Oni Game Company

Oni was a mobile gaming startup that I co-founded with other former Dell team mates. This was the golden age of puzzle games in the App Store (2014) and we aimed to get a slice of this market. My passion for the project and past experiences leading teams culminated in the decision to make me the company “frontman”. I also wore quite a set of hats: Product designer, sound designer, user research, pitch to venture capitalists and product owner.
During the whole time that Oni was in the global market, we have worked only for the mobile game Food Combo and the company was on the market between 2014 and 2018.

Monetisation

One of the most challenging parts for us was to integrate monetisation into the gameplay. “The gaming UX should not be interrupted by the store UX”, that was one of the mantras we had.

We built the store UX in a way that the user wouldn’t feel like every single time acquiring an in-game item is actually a money transaction. A real-money transaction breaks the gameplay and flow of the game, by adding another decision-making element into the whole equation. 

Double math

To solve this particular issue we set two currencies. One in-game soft currency and hard currency (real money), an in-app economy practice that was more utilised in other types of games back then, such as League of Legends and Hearthstone.

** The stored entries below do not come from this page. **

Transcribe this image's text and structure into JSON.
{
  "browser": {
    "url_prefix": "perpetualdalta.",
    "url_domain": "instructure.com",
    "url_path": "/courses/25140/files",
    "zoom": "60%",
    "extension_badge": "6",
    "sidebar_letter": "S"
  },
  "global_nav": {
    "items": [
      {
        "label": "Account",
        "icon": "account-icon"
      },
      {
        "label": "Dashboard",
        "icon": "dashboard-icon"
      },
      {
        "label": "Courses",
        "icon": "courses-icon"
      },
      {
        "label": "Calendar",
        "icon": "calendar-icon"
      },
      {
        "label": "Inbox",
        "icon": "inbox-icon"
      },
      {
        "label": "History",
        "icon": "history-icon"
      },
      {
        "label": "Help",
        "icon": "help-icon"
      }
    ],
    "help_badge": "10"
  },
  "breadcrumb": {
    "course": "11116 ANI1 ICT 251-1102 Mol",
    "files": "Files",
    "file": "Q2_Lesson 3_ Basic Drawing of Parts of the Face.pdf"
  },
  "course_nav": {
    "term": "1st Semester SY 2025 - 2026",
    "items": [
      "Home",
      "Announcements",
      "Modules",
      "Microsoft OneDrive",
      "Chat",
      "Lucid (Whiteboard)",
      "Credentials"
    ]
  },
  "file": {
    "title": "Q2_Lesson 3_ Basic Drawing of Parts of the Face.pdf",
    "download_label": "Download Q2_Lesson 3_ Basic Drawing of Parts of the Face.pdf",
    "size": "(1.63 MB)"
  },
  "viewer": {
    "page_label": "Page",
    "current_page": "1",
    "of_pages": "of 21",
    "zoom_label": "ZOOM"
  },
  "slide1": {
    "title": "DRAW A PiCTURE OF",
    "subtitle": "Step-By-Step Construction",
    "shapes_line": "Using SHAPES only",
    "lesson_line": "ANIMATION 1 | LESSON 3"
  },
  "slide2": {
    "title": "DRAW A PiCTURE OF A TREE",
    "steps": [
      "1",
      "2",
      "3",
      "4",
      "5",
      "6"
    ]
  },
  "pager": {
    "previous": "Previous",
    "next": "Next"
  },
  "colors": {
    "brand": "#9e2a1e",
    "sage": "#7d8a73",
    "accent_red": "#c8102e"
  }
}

The chosen skin for the soft currency in the game was the infamous chocolate coin. A symbolism that virtually anyone could associate both with food and money, globally. We often promoted Goldies (as we called the coins) giveaways in our social media channels as well as rewarding users with tasks in additional gaming modes, as a way of educating the user base on this matter.

Retention

If a freemium game wants to survive in the wild, it needs user retention. “The user acquisition costs aren’t getting any cheaper.” I’ve been hearing this very sentence on and on since 2013, year over year. And it’s the absolute truth.

After the brain transplant that was shifting the product mindset from conversion (our background with Dell up until then) to retention, we managed to find a sweet spot for our game that kept players engaged: Additional game modes.

The main game mode itself wasn’t enough to maintain a good number of monthly and daily active users. A significant portion of them got stuck into some hard levels and dropped engagement right after it, during initial beta tests.

Festivals, freebies and consumables

Accessible from the same IA level than the main game mode (Food Tour), we added a section called Events, where users play the same game, but with different rules for goals. 

The Sushi Festival required to score a specific number of calories (points) and rewarded the best in-game item: the wasabi. Fortune Time mode was time-based but rewarded with a lot of different in-game items and also soft currency, the harder the difficulty chosen, more reward probabilities and possibilities were set in our algorithm. 

It took us quite a while to figure out the Consumables Strategy, adding game modes that reward players with our in-game soft currency (gold coins) or game consumables (power-ups). These consumables were portrayed as power-ups, helping users to progress throughout the main game mode.

To create a sense of scarcity and urgency, time caps were put into place. Sushi Festival being available only on weekends and Fortune Time once per day, everyday. 

All these layers or additions (soft currency, consumables strategy and time caps) worked well together, increasing user engagement and retention from previous versions. After a few weeks of this update, users were not only playing at these secondary game modes, but also making more progress through the levels at the main game mode.

Gameplay

The whole idea behind this project was doing something that we would proud to do. What it could add to the puzzle game genre, at the time. And designing another “same-old game” with just a revamped skin wouldn't fulfil our aspirations.

How to play it?

With an original game mechanic, a very accessible tutorial was two touches away, regardless where the user was in menus or playing. The in-game tutorial also had sub-sessions for game modes and available power-ups.

Wrong-move-proof

The goal for the game mechanic that would not only bring something new but also work on user's pain points. In this case, the fact that significant amount of users miss the board tile that they intended to touch or drag at that particular moment.

Those unintended moves often lead them to lose a match, therefore, instant frustration. And then we are heading to the road of high bounce and low usage rates. A nightmare for a freemium game.

Mobile games are by nature, in the vast majority of cases, played single-handed, which reduces drastically click accuracy. That was the main UX pillar that we set when conceptualising this new game-mechanic: accurate and easy playing.

In the example above, a simple 5x5 board makes this difference very clear. Both in terms of accuracy for the desired interaction and decision making time for each move (complexity). The difficulty element relied on the goals for each level, number of piece types or board design.